A série é contada da perspectiva da mãe de Flack, Christine, que celebra a vida e a carreira de sua filha enquanto tenta entender e encontrar respostas para os eventos que levaram ao suicídio de Caroline em fevereiro de 2020. Christine tenta determinar se sua filha foi tratada de forma justa pela mídia e pelo sistema de justiça, ou se ela foi levada a julgamento e alvo injustamente por causa de sua fama e do desejo da mídia de produzir histórias clickbait sobre a queda de uma estrela.

“O legado de Caroline aos olhos do público britânico foi severamente manchado pelos acontecimentos da sua prisão e pelos dois meses que antecederam a sua morte”, diz Collerton. “Mas quando olhamos para os detalhes do que realmente aconteceu, o que fazemos nesta série, fica claro que muito do que foi noticiado nos jornais não foi o que realmente aconteceu. Christine queria pelo menos reformular e recuperar a narrativa de sua filha.”

Declarações em primeira mão da família de Flack, amigos, ex-publicitário, advogado, bem como do antigo procurador-chefe do Crown Prosecution Service (CPS) e de alguns membros da imprensa que aparentemente estavam numa missão para destruir o homem de 40 anos revelam várias inconsistências no caso contra Flack. De acordo com a série, Flack causou danos físicos mínimos a Burton, que não acreditava que sua namorada deveria ir a tribunal. Acontece também que Flack bateu na cabeça de Burton com seu telefone e não com uma lâmpada. Imagens de um quarto encharcado de sangue, tiradas imediatamente após o suposto ataque e amplamente divulgadas em jornais e tablóides britânicos, também eram enganosas. A mídia noticiou que o sangue era de Burton, mas isso não era verdade. Foi o sangue de Caroline que cobriu os lençóis, causado por um ferimento autoinfligido. Flack passou 12 horas no hospital após o incidente; Burton não recebeu tratamento médico.

“Se você perguntar à maioria das pessoas que vêm aqui antes do programa ser lançado para me contar sobre Caroline Flack, elas diriam: ‘Ela é a apresentadora que atacou o namorado com uma lâmpada e se cortou e havia sangue por toda parte, e então ela se matou’”, diz Collerton. “Essencialmente, essa foi a história divulgada pelo CPS e depois nos jornais. Mas quando você olha para as evidências que Christine coletou durante um período de quatro anos, a história é muito diferente”.
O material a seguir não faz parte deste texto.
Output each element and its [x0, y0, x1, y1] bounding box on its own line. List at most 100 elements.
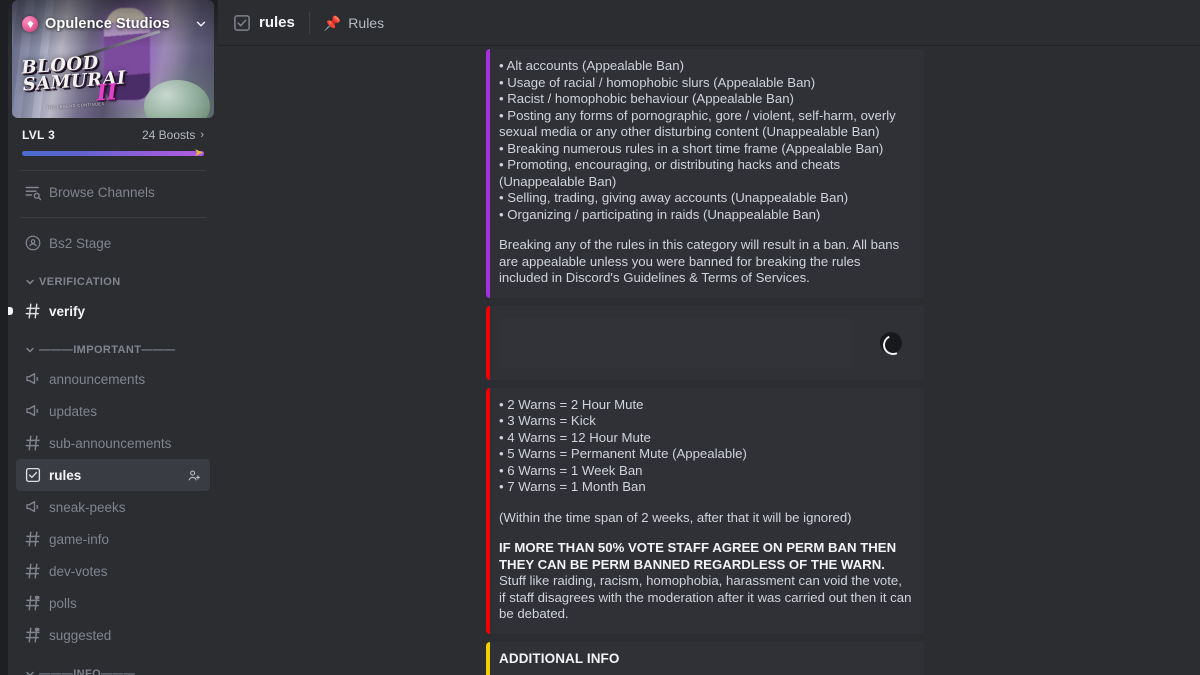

Flack e Burton não foram autorizados a se comunicar antes do julgamento, que teria incluído imagens da câmera corporal do suposto colapso nervoso de Flack imediatamente após o ataque. O apresentador de TV ficou constrangido com as gravações e não queria desesperadamente que elas se tornassem públicas. Flack também foi aconselhado a não comentar publicamente. Antes de sua morte, ela vendeu seu apartamento em Londres e mudou-se para um apartamento de onde raramente saía. O documentário narra a luta de Flack nos últimos dois meses de sua vida para reconciliar a pessoa que ela pensava ser com a pessoa retratada pelos tablóides, enviando mensagens de texto para amigos e familiares.

“Um dos pontos básicos do filme é o que acontece quando a verdade é tirada de nossas mãos e manipulada”, diz Collerton. “Caroline não teve voz nos últimos dois meses de sua vida, e esta série de filmes tem como objetivo devolver-lhe essa voz e permitir que ela fale a verdade.

“Caroline Flack: Search for the Truth” está sendo transmitido no Hulu e Disney +. A série foi produzida pela Curious Films, produtora do documentário de 2021 “Caroline Flack: Her Life and Death”.

Se você ou alguém que você conhece está tendo pensamentos suicidas, ligue para a National Suicide Prevention Lifeline no número 988 ou vá para SpeakingOfSuicide.com/resources.